Supreme Court Restrain National Assembly From Amending Constitution

ABUJA, Federal Republic of Nigeria. Senators on Thursday in Abuja refused to comments on the Supreme Court order, forbidding the National Assembly from carrying out further actions on the fourth alterations to the 1999 constitution.

The Chief Justice of Nigeria, (CJN) Justice Mahmud Mohammed, who led six other Justices at the hearing of a suit filed by the Federal Government seeking to stop the NASS from overriding President Goodluck Jonathan’s veto on the said amendments to the constitution specifically, cautioned the parties in the suit not to do anything that will affect the subject matter of the suit.

The court consequently adjourned the suit to June 18 when a new government will have come on board and the legislative session of the present NASS would have ended.

The Supreme Court’s order has effectively killed the threat by the NASS to go ahead to pass the amendments into law thereby rendering the whole amendments process which gulped billion of Naira a wasted exercise.

In the bid to stop the National Assembly from going ahead to pass into the controversial amendments to the constitution, the Attorney General of the Federation had applied for an order of interlocutory injunction restraining the lawmakers   from taking any further step towards passing the Constitution of the Federal Republic of Nigeria (Fourth Alteration) Act, 2015 into law pending the final determination of the suit earlier filed before the court.

The application filed by the counsel to the AGF, Chief Bayo Ojo, SAN was brought pursuant to Order 3 Rule 14 of the Supreme Court Rules as amended, premised the application on the grounds among others that the National Assembly was determined to proceed with passing the constitution by overriding the veto of same despite the fundamental nature of the issues raised against it.

When the case came up before the court, the CJN sought clarification on whether the suit was properly instituted saying that the President should have filed the suit by himself and not through the AGF.

According to him, “since the dispute is not between the federal government and the federating units, the proper person to file the suit should be the president.

However, FG’s Counsel Ojo, SAN maintained that the suit was properly constituted.

The justices of the court also sought to know whether it was right not to make states’ houses of assembly parties since they participated in the process that resulted in the amendments.

The court therefore adjourned the suit to June 18 for Ojo to address the court on whether the case was properly constituted.

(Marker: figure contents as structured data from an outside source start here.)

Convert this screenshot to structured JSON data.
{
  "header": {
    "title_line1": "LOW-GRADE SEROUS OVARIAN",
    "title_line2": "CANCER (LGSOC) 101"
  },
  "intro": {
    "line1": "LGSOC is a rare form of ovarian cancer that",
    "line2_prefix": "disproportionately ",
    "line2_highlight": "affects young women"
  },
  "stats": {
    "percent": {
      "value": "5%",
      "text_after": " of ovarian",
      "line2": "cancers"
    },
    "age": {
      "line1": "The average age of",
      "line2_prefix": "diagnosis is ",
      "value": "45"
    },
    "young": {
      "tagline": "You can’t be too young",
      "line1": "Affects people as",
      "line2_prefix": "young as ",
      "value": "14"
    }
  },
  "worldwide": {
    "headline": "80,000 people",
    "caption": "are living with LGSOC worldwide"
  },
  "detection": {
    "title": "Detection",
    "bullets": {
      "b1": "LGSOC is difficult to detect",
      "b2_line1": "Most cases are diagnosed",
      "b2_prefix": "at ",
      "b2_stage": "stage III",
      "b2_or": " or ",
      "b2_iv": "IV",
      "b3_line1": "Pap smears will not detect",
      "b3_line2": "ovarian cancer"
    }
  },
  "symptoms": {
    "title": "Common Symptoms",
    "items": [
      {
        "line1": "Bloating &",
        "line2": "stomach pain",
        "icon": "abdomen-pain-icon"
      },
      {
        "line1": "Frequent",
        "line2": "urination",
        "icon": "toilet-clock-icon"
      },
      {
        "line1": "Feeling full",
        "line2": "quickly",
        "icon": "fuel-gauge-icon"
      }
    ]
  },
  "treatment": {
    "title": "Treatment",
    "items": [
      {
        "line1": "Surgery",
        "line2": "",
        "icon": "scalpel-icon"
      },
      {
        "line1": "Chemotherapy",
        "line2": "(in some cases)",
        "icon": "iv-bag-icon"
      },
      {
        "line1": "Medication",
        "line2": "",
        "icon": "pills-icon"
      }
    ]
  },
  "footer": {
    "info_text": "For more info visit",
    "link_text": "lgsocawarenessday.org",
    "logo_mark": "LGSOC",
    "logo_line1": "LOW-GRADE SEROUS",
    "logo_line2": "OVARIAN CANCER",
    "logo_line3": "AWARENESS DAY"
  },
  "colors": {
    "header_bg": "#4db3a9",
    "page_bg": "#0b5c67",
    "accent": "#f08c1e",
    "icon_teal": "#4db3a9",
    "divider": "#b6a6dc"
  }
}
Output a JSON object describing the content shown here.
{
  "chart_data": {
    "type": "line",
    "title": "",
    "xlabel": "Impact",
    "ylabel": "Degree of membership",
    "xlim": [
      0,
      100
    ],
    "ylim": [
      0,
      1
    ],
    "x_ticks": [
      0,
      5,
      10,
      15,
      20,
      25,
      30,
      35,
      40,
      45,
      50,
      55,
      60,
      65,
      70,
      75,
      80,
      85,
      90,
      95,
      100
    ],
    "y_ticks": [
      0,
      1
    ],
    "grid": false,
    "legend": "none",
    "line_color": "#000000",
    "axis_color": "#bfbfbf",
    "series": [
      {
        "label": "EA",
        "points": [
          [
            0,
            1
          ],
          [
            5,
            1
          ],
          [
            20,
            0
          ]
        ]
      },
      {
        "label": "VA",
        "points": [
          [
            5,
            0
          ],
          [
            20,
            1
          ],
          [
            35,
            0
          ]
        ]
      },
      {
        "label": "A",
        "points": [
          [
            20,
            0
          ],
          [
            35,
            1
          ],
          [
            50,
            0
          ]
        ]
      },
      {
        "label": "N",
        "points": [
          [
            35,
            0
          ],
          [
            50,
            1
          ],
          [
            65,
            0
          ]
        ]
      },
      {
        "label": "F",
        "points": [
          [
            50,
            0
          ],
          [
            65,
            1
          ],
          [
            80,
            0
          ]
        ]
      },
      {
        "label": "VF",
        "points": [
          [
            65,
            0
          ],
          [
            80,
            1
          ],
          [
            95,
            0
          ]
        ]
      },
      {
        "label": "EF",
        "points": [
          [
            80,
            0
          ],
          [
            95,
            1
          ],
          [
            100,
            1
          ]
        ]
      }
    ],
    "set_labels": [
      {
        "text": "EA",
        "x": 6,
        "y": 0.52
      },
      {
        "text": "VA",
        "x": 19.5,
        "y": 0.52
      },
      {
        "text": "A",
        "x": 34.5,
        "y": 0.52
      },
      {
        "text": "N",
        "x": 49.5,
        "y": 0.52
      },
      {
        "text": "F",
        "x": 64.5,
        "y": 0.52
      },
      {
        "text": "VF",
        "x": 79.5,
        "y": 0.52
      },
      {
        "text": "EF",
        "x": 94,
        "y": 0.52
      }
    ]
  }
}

But before the adjournment, the CJN said: “Parties should not do anything that will affect the subject matter of the suit.”

In the application for injunction the AGF said it was more in the interest of the whole Nigerian Polity that the issues in the substantive suit herein be resolved one way or the other before the National Assembly can proceed further on the proposed alterations to the constitution.

It stressed that the Defendant/Respondent will not lose anything or suffer any prejudice if this application is granted, adding that the balance of convenience tilts in favour of granting this application.

The Federal Government dragged the National Assembly to the Supreme Court asking the apex court to declare the amendments to the constitution proposed by the lawmakers as unconstitutional.

In an originating summons, the government asked the apex court to make an order nullifying and setting aside Sections 3, 4, 12, 14, 21, 23, 36, 39, 40, 43 and 44 of the Fourth Alteration Act, 2015 purportedly passed by the Defendant.

Leader of the Senate, Senator Victor Ndoma-Egba ( SAN) declined comment on the ruling, until Senate gets the court order, saying: “I am not aware. Court processes are not broadcast on networks. We have to be served with the processes so that we know the exact terms of the order or orders made; and to the best of my knowledge, the National Assembly has not been served with any order.

“Until we are served, I cannot speculate, it will be academic to begin to speculate. Supposing, we are not served at all? Supposing the information is wrong? Supposing, it is right. And we don’t know the terms of the order. We have to wait to be served with the order so that we look at the terms before making any pronouncement on it,” he maintained.

Chairman Senate committee on Rules and Business, Senator Ita Enang, agreed with Ndoma-Egba, stressing that “as at now am speaking, I have not seen the court order to know the parties and to know the prayers before the court and the details of the order and on whom it was directed.

So, I will reserve all comments until we are served with the court order and we know the content of the order, and the effect of it on legislative process. Therefore, we will not be able to be categorical on this. It is about the action of the court, which we are bound.

“So, we have to know whether we are the parties and whether it relates to the matter that is being handled by us.  So, unless and until we are served, you will not be able to be precise on what to do,” he insisted.

On the meeting of the Senate Committee on Constitution Amendment which held on Wednesday, the lawmaker maintained that  it is only the Chairman of the Committee that can speak on what “we decided but we took far reaching decisions.

“I am a member of the Committed on Constitution review but it will not be appropriate for me to speak on what we discussed and agreed because it was a Committee’s decision,” he noted.